29 N.Y.2d 143 (1971)
A consent to probate, made following or simultaneously with an appearance in the proceeding, is essentially a stipulation and should be treated accordingly, allowing withdrawal for good cause such as fraud, collusion, mistake, accident, or some other ground of the same nature, provided the parties can be placed in statu quo.
Summary
The Frutiger case addresses the circumstances under which a waiver of citation and consent to probate can be set aside, allowing objections to a will. Two brothers, the decedent’s only distributees, signed waivers and consents at the request of the executor’s representatives shortly after the funeral. The brothers later sought to object to the will.
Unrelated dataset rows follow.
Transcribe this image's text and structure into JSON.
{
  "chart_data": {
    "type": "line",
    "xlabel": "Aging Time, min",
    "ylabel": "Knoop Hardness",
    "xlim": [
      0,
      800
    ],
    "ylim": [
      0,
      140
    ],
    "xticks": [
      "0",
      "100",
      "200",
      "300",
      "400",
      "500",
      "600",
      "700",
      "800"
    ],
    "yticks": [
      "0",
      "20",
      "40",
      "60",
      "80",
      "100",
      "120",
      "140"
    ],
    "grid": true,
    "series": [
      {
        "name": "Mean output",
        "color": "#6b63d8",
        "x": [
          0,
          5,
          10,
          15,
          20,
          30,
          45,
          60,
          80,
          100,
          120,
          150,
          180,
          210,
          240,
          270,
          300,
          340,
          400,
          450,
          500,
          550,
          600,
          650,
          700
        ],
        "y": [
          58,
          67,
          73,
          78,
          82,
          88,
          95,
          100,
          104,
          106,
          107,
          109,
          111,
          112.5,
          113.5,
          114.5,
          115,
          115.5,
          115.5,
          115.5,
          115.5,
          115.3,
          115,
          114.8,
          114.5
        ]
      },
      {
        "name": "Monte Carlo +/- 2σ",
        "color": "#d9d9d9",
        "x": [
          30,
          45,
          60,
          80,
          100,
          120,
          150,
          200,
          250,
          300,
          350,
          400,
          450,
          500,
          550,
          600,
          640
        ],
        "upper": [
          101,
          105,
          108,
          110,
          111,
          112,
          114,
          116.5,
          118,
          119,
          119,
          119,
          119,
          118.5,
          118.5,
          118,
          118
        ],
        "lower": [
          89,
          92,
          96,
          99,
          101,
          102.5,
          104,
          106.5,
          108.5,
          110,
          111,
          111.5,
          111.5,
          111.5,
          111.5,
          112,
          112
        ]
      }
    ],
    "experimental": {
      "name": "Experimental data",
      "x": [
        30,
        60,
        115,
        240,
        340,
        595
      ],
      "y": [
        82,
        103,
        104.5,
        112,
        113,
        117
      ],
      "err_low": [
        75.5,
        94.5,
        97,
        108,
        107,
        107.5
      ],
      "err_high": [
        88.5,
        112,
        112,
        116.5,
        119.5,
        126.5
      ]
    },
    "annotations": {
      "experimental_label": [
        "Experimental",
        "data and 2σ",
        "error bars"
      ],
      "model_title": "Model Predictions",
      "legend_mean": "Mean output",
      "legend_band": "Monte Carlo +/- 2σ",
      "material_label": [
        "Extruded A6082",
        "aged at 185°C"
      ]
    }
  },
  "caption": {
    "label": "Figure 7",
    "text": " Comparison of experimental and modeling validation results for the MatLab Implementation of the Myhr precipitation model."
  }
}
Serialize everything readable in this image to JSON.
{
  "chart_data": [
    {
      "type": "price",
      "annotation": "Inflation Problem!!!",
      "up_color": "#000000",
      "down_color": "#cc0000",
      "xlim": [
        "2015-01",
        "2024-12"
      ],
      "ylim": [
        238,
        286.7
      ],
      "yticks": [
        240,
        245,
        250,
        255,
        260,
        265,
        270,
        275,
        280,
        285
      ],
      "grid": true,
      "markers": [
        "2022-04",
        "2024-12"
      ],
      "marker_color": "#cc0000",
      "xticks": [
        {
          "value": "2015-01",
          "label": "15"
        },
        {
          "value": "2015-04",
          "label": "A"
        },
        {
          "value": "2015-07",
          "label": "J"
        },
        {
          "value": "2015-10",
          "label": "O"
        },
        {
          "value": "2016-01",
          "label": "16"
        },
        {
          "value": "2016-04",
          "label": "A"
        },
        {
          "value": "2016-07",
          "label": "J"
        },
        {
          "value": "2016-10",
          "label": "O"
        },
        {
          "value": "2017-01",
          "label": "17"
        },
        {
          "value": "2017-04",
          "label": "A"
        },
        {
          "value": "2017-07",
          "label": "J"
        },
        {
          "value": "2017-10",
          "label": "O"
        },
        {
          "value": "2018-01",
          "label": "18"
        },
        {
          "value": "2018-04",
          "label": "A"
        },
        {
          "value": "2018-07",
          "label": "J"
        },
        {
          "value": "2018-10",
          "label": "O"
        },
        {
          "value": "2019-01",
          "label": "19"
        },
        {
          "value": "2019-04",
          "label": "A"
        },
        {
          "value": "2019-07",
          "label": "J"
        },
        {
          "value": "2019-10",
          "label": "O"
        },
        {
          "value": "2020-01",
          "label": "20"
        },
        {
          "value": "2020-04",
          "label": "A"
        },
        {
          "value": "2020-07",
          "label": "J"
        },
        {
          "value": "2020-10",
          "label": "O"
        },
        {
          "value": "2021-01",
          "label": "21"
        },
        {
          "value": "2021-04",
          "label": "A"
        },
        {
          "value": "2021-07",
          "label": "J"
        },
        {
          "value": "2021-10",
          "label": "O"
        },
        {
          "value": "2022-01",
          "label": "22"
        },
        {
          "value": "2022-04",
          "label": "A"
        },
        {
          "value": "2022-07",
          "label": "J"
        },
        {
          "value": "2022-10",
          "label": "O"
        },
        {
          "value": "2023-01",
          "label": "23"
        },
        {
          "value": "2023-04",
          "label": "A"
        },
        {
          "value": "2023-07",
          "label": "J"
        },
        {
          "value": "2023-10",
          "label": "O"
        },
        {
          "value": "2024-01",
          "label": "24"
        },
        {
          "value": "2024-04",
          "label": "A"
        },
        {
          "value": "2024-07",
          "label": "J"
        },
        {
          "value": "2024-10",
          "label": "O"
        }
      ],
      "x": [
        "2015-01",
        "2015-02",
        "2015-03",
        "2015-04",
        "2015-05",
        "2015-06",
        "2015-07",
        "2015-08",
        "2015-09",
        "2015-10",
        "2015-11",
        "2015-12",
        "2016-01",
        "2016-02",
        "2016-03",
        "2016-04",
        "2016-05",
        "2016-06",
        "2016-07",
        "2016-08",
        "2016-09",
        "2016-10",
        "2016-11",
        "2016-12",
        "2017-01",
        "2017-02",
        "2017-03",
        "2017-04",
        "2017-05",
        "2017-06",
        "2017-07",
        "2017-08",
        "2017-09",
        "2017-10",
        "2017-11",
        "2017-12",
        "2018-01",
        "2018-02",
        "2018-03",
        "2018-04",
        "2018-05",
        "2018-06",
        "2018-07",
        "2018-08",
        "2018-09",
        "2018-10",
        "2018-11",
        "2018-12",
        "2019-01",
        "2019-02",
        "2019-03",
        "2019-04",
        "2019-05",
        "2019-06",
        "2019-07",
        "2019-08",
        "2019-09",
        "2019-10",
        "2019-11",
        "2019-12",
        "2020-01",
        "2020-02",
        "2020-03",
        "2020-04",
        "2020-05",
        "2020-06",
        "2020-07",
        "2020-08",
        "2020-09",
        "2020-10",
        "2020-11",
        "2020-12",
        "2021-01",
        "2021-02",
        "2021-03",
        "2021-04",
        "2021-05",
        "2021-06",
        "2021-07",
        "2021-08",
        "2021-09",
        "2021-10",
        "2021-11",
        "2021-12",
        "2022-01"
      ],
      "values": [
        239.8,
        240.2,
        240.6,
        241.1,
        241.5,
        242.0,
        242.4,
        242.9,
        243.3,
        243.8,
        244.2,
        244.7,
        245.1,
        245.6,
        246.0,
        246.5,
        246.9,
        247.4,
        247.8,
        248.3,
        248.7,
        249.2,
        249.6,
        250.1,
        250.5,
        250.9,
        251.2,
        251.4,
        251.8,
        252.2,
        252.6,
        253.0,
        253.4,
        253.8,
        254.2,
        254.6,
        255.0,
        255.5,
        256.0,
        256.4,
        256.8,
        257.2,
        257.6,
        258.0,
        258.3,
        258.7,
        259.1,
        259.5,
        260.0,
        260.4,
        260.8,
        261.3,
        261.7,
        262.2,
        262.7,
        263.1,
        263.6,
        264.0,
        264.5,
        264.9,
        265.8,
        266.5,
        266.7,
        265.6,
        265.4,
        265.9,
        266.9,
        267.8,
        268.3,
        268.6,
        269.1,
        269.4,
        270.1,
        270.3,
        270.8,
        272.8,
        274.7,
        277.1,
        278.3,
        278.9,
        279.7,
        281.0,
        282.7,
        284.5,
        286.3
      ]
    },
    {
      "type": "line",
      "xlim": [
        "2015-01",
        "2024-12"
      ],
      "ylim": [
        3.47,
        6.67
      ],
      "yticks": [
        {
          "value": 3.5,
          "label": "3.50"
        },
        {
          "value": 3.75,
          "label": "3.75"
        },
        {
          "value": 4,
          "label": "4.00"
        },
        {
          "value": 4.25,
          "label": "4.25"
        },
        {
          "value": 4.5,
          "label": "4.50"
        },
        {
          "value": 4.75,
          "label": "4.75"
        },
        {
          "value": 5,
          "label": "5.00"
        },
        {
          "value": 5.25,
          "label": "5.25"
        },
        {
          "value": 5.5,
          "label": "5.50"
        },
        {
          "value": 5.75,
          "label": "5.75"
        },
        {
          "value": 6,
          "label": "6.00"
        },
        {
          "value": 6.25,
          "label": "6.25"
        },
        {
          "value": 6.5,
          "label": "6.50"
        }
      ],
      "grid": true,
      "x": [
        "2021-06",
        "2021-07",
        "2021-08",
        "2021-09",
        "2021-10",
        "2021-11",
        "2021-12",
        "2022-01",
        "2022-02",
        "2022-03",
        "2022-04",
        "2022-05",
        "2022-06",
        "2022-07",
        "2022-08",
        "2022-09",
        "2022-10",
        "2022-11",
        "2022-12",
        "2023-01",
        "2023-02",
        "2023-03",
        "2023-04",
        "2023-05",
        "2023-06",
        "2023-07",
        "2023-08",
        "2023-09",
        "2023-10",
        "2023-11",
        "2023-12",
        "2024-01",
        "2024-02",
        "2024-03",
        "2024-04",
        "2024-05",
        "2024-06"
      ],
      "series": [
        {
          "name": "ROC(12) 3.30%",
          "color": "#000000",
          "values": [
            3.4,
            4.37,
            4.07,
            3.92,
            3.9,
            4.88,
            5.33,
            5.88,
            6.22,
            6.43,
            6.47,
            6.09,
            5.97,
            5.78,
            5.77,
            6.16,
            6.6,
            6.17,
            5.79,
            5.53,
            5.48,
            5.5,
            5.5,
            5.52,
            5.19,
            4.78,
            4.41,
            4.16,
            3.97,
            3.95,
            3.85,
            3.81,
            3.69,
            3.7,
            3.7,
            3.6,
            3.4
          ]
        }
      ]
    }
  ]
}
The Surrogate initially allowed them to withdraw their consent, but the Appellate Division reversed. The Court of Appeals determined that the consent was essentially a stipulation that could be withdrawn for good cause, provided the parties could be returned to their original positions. The case was remanded to the Surrogate’s Court to consider whether the brothers had demonstrated sufficient cause to withdraw their consent.
Facts
Following Walter Frutiger’s funeral, his brothers, Ernest and Willard, met with representatives of the Endicott Trust Company (the executor) and its attorneys. The will and codicils were read, and the brothers were asked to sign waivers of citation and consents to probate. The purpose was allegedly to expedite payment of the decedent’s bills. The brothers were given copies of the will and codicils but not of the waivers. Shortly after, the brothers sought legal advice regarding the validity of the will. The will reduced the brothers’ share of the residuary estate compared to an earlier version.
Procedural History
The probate petition was filed approximately 32 months after the waivers were signed. A citation was served on the brothers, which was inconsistent with having valid waivers. The brothers filed objections. The waivers were only filed after objections were made, some 45 months after signing. The Surrogate’s Court initially allowed the brothers to withdraw their consent, finding that the proponent’s conduct implied the waivers were withdrawn. The Appellate Division reversed, finding no such agreement to withdraw the waivers. The case was appealed to the Court of Appeals.
Issue(s)
Whether the Surrogate’s Court properly set aside the appellants’ waivers of citation and consents to the probate of the will and codicils, thus permitting them to pursue objections to probate.
Holding
No, not definitively; because the consent to probate is essentially a stipulation, the Surrogate’s Court has the power to relieve a party from its terms for good cause, provided the parties can be placed in statu quo. The case was remitted to the Surrogate’s Court to determine if sufficient cause existed.
Court’s Reasoning
The Court of Appeals reasoned that the consent to probate, made in conjunction with an appearance in the proceeding, is akin to a stipulation. As such, it is subject to the court’s control and can be withdrawn under certain circumstances. The Court stated, “The court has control over stipulations and power to relieve from the terms thereof when the parties can be placed in statu quo. But the stipulation will not be destroyed without a showing of good cause therefor, such as fraud, collusion, mistake, accident, or some other ground of the same nature.” The court emphasized that the proponent had not changed its position based on the waivers, preserving the status quo. Furthermore, the proponent’s delay in disclosing the waivers contributed to any potential prejudice. The Court cited Foote v. Adams, 232 App. Div. 60, 63 stating, “It is sufficient if it appears that either party has inadvertently, unadvisably or improvidently entered into an agreement which will take the case out of the due and ordinary course of proceeding in the action, and in so doing may work to his prejudice.”. However, the Court noted the brothers needed to demonstrate a reasonable probability of success in their objections. The dissenting opinion argued that the brothers had not met their burden of proving fraud or misrepresentation in procuring the waivers and that the waivers should be enforced. The dissent emphasized the importance of waivers in the efficient administration of estates.